Posting an image to Slack#
The user experience at the beamline benefits a lot by having text messages regularly posted to Slack. Adding images makes that experience much richer. Being able to see the result of a measurement on Slack makes it much easier to walk away from the beamline and have confidence that things are proceeding apace.
Obtain an uploader token#
The process to enabling image posts is rather similar to posting text. Here is a handy page that I followed when I was setting this up: https://hamzaafridi.com/sending-a-file-to-a-slack-channel-using-api/
The interface is similar in that you need to establish a App and associate with a specific channel on a specific workspace. But then you need to use the Slack python interface to post a file. There is likely a way to stream an image directly to Slack, but I have implemented it as posting a file. The images I post to Slack are things I also write to disk and include in the data product that the user takes home from the beamline. Since I am writing files in any case, it seemed sensible to implement this as a file posting.
Code for posting an image#
Setting up the App results in being given a token for uploading files. In lines 4 to 10 of the code below, I am reading this token from the beamline NAS. This token is also a thing that must not be committed to the beamline Github repo. Again, keeping it on a NAS or on Lustre, while not actually secure, is adequate.
Here is the code for posting an image stored in a file to a Slack channel.

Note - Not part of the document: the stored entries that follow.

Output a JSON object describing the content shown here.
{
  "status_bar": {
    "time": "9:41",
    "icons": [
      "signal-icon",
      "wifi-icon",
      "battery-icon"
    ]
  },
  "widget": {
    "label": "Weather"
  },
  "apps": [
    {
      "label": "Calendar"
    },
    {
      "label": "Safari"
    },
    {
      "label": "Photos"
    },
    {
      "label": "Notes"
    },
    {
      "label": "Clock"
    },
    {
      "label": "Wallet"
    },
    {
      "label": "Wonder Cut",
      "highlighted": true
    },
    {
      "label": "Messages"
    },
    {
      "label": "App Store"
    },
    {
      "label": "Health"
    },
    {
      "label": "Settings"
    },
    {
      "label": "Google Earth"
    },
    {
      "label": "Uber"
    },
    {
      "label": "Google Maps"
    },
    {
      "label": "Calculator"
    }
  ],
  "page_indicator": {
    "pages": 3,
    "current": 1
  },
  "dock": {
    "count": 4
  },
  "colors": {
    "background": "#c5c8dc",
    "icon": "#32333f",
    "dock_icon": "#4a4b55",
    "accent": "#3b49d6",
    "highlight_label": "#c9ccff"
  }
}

1 ## Simple but useful guide to configuring a slack app:
2 ## https://hamzaafridi.com/sending-a-file-to-a-slack-channel-using-api/
3 def img_to_slack(imagefile):
4 token_file = os.path.join(startup_dir, 'BMM', 'image_uploader_token')
5 try:
6 with open(token_file, "r") as f:
7 token = f.read().replace('\n','')
8 except:
9 post_to_slack(f'failed to post image: {imagefile}')
10 return()
11 client = WebClient(token=token)
12 #client = WebClient(token=os.environ['SLACK_API_TOKEN'])
13 try:
14 response = client.files_upload(channels='#beamtime', file=imagefile)
15 assert response["file"] # the uploaded file
16 except SlackApiError as e:
17 post_to_slack('failed to post image: {imagefile}')
18 # You will get a SlackApiError if "ok" is False
19 assert e.response["ok"] is False
20 assert e.response["error"] # str like 'invalid_auth', 'channel_not_found'
21 print(f"Got an error: {e.response['error']}")
22 except Exception as em:
23 print("EXCEPTION: " + str(em))
24 print(f'failed to post image: {imagefile}')
25 post_to_slack(f'failed to post image: {imagefile}')
This can be used at the bsui
command line or in a Bluesky plan
like so:
from beamline_slack import img_to_slack
img_to_slack('/path/to/data/plot.png')
The file posted does not need to be a PNG image. You can post all kinds of files in this manner.
Here is what it looks like for BMM. At the end of a sequence of repetitions on the same sample, the data are merged and lightly reduced. Matplotlib is used to make a fun representation of the reduced data, which is saved to a PNG file. That PNG file is then posted to the Slack channel.